Menurut Indonesia, batas kewenangan Indonesia atas air laut di LTS ‘sudah jelas’ meskipun batas-batas ini baru sebatas klaim sepihak yang masih perlu disepakati dengan Malaysia dan Vietnam. Garis-garis inilah yang dijadikan dasar oleh Indonesia dalam mendefinisikan ruang lautnya, termasuk untuk mengelola sumber daya ikan. Secara khusus ruang laut Indonesia dibagi menjadi 11 Wilayah Pengelolaan Perikanan (WPP), dan yang di LTS masuk dalam WPP 711. Klaim dan batas maritim yang sudah disepakati di LTS disajikan dalam Gambar 3 berikut.

Gambar 3 Garis batas dasar laut dan garis klaim ZEE di LTS
Gambar 3 Garis batas dasar laut dan garis klaim ZEE di LTS (link gambar: http://bit.ly/InaKlaim)

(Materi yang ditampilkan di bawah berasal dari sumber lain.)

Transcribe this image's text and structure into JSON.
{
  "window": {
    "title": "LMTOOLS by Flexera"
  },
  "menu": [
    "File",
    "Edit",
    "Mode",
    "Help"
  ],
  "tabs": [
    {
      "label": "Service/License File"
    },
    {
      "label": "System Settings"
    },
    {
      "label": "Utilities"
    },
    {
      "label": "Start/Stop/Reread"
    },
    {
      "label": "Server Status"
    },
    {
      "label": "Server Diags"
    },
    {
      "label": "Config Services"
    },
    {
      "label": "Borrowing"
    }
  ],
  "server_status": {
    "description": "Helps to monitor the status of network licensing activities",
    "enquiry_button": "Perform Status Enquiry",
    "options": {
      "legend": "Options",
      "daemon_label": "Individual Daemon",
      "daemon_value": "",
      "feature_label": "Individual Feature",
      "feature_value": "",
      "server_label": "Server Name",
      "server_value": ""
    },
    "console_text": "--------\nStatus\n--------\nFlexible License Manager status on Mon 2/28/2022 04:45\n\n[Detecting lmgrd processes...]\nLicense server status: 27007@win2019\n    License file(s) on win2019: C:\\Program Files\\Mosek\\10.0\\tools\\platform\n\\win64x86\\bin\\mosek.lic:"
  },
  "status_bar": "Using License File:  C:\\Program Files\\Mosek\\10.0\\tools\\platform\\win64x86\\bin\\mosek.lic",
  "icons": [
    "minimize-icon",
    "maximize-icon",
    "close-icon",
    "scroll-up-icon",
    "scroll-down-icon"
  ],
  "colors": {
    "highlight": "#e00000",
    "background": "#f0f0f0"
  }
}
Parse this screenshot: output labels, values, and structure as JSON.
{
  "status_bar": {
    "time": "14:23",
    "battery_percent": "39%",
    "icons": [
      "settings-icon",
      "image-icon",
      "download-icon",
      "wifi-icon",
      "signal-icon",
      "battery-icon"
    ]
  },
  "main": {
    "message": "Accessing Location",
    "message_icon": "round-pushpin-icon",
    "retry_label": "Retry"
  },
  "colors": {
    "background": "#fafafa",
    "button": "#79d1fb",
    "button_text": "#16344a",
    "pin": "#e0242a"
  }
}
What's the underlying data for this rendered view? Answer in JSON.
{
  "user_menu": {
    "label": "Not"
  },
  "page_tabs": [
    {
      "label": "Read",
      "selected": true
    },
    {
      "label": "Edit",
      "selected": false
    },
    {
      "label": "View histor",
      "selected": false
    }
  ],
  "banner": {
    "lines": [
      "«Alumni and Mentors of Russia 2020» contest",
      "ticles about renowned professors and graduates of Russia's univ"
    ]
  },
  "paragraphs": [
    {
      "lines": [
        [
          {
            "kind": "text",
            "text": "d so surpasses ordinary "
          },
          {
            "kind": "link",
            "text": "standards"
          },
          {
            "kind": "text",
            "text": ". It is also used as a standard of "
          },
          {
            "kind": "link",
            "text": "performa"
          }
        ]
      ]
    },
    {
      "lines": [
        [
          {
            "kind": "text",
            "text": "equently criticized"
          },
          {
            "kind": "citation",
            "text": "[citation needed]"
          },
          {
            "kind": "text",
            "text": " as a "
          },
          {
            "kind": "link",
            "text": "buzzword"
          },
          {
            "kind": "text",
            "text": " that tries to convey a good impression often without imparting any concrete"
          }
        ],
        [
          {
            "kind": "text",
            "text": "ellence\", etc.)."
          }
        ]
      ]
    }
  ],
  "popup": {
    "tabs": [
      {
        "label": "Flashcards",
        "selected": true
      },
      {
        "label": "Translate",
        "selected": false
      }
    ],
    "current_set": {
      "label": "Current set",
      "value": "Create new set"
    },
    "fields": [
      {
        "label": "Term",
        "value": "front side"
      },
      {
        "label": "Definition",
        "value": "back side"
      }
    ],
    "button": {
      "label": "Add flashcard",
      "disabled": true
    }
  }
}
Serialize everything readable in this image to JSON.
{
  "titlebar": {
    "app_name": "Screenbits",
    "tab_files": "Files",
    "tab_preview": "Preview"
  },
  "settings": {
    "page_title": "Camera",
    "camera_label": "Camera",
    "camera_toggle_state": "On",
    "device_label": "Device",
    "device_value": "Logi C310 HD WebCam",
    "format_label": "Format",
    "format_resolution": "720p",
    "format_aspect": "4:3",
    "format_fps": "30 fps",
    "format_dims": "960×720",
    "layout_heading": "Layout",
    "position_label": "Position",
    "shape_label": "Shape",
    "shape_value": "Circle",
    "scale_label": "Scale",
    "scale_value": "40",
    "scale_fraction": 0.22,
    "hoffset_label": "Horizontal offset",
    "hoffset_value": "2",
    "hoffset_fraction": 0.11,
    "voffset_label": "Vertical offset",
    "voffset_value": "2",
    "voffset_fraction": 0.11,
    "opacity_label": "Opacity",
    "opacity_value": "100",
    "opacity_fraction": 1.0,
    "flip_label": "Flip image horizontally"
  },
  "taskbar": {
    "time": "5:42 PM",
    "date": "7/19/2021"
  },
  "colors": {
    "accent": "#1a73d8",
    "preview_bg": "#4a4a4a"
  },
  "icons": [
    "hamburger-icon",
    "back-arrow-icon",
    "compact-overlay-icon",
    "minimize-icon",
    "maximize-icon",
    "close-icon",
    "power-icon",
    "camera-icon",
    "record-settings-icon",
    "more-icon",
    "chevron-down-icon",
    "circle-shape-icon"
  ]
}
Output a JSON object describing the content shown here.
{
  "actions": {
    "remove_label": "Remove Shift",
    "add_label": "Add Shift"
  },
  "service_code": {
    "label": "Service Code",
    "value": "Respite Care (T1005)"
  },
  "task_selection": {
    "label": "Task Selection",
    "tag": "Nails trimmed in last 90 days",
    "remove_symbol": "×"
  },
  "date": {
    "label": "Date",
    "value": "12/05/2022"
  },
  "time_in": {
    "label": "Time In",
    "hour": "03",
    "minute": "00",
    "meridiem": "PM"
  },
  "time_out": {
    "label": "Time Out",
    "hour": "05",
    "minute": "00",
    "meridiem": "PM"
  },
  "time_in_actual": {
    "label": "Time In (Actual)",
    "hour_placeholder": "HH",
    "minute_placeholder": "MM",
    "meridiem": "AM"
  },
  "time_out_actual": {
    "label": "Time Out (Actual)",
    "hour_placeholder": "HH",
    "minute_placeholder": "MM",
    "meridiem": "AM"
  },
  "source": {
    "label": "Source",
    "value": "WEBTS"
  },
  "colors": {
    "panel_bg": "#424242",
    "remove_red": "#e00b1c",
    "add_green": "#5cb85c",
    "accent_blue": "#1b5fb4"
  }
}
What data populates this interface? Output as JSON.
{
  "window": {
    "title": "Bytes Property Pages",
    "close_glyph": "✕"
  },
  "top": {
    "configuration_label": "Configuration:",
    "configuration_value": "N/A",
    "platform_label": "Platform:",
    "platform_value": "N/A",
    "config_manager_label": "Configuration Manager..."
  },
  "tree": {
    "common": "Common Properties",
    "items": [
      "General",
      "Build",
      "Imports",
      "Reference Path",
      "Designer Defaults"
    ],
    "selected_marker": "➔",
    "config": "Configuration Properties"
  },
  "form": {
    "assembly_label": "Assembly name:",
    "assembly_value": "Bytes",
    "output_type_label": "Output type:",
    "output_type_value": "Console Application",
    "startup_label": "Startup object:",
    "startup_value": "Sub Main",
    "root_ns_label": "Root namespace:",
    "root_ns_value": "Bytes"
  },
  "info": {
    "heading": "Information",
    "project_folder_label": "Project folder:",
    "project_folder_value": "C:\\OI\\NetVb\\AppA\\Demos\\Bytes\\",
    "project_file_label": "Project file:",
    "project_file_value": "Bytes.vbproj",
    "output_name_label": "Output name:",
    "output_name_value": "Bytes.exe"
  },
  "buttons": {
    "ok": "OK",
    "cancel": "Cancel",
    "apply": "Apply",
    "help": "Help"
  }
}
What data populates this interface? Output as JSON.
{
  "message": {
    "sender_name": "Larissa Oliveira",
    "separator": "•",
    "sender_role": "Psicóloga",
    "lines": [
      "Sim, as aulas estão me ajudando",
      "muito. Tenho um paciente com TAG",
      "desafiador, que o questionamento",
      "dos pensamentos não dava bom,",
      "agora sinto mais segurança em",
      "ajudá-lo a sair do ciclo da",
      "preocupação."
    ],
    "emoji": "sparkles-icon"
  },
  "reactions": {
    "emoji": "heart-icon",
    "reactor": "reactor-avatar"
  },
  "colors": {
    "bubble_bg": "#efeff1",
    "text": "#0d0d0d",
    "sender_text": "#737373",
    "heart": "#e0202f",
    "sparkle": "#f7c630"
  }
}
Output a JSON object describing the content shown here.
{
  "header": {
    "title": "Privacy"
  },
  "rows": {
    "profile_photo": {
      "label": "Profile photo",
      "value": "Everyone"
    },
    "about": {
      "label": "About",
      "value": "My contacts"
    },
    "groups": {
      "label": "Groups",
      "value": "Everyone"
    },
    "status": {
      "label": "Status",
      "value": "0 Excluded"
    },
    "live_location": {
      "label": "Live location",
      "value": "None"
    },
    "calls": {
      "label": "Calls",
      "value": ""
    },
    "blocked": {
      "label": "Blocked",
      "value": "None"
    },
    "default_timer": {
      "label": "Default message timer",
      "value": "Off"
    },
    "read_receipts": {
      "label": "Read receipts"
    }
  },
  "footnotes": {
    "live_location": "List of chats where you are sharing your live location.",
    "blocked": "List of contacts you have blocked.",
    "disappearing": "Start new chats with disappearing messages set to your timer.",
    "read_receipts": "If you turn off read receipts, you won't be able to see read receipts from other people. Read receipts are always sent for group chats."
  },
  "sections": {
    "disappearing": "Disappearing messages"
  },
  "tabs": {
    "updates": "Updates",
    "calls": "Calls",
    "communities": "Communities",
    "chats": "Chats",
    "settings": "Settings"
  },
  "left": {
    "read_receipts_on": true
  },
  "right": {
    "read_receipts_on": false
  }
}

Sementara itu, Indonesia memang tidak pernah menganggap Tiongkok sebagai negara yang memerlukan batas maritim dengan Indonesia. Dengan istilah lain, Tiongkok bukanlah tetangga bagi Indonesia dalam hal batas maritim. Pada prinsipnya, negara yang dianggap tetangga dan memerlukan batas maritim adalah negara yang cukup dekat posisinya sehingga hak maritimnya tumpang tindih dengan Indonesia. Hak maritim yang dimaksud tentu saja yang ditentukan berdasarkan kaidah dalam hukum laut internasional yaitu UNCLOS. Bagi Indonesia, dan juga negara-negara di kawasan, hak maritim Tiongkok tidak sampai tumpang tindih dengan hak maritim Indonesia karena daratan yang dijadikan dasar mengukur klaim laut berada sangat jauh di utara. Jika tidak ada tumpang tindih hak maka tidak perlu ada penetapan batas maritim dan itu artinya bukan tetangga.

Indonesia VS Tiongkok
Tadi sudah jelas dikatakan, Indonesia tidak menganggap Tiongkok sebagai tetanga. Di mata Indonesia, NDL tidak ada dan penegasan ini sudah dilakukan ketika Tiongkok mengajukan peta ini lewat PBB tahun 2009. Menariknya, meskipun tidak diakui oleh negara lain, ternyata Tiongkok tetap bersikukuh dengan posisinya bahwa NDL adalah garis yang melingkupi wilayah atau yurisdiksi Tiongkok. Hal ini dibuktikan dengan aktivitas nelayan Tiongkok di lokasi-lokasi yang dilingkupi oleh NDL meskipun itu sangat amat jauh dari daratan utama Tiongkok.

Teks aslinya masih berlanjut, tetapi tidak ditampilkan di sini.